SYDNEY: A firebomb attack outside an Australian mosque during prayers was condemned Wednesday by Australian Prime Minister Malcolm Turnbull, with one Islamic leader calling it a "hate crime".
No one was injured in Tuesday night's blast which destroyed a car parked outside a mosque and Islamic college in the Perth suburb of Thornlie.
"It is believed an accelerant was used to start the fire," Western Australian police said in a statement, adding that three other vehicles were damaged in the incident. "Anti-Islamic graffiti was located spray painted on a wall associated with the college, near the damaged vehicles."
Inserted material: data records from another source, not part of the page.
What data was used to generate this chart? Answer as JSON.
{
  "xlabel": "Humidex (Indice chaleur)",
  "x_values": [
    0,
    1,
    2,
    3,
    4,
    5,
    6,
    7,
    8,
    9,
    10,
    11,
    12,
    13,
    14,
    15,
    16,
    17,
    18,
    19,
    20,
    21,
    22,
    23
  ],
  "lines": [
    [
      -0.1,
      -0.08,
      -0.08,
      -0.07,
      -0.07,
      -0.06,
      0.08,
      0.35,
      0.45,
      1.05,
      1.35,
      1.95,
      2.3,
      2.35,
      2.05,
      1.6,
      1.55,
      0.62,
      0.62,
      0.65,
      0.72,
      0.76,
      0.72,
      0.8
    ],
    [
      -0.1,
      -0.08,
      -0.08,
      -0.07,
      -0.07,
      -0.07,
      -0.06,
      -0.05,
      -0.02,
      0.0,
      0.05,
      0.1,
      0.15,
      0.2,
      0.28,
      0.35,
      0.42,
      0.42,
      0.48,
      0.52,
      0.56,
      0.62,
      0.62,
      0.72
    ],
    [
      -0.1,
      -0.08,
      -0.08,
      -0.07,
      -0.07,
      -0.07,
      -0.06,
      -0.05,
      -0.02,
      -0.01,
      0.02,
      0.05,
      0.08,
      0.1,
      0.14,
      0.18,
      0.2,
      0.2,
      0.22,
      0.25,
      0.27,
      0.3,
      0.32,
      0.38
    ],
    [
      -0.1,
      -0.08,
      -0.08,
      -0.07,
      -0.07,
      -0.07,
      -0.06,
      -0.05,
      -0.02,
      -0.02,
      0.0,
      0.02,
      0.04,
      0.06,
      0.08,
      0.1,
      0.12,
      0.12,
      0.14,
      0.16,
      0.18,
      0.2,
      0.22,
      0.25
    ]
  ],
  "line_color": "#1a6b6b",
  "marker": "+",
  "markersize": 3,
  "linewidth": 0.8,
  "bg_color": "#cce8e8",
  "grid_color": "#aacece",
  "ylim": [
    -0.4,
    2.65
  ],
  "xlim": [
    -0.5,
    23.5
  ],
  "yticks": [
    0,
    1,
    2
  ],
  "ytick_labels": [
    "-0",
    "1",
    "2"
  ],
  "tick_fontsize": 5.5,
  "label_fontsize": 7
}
The mosque's Yahya Adel Ibrahim said the community in Perth had been visited "by hate" but would not retaliate by "hating and playing blame games".
"This, undoubtedly is a criminal act of hate, but it is the act of a person or group not the greater whole," he said on Facebook. "Despite what just transpired, everyone stayed to finish their prayers, refusing to give into the terror that had just occurred."
Anti-Muslim sentiment has become more prominent in Australia over the past year as concerns have mounted over homegrown extremism and citizens travelling to Iraq and Syria to support militant groups.
But Turnbull, who faces a general election on Saturday, said Australia had a fundamental foundation of mutual respect.
"I deplore and I cannot condemn strongly enough any attacks of that kind," he told radio station 6PR.
Australian Islamic College executive principal Abdullah Khan said while the attack came as a shock, he had been reassured by the support from the community.
At the last national census in 2011, Muslims made up less than 3 per cent of the overall Australian population of 24 million, with the overwhelming majority of the country identifying as Christian.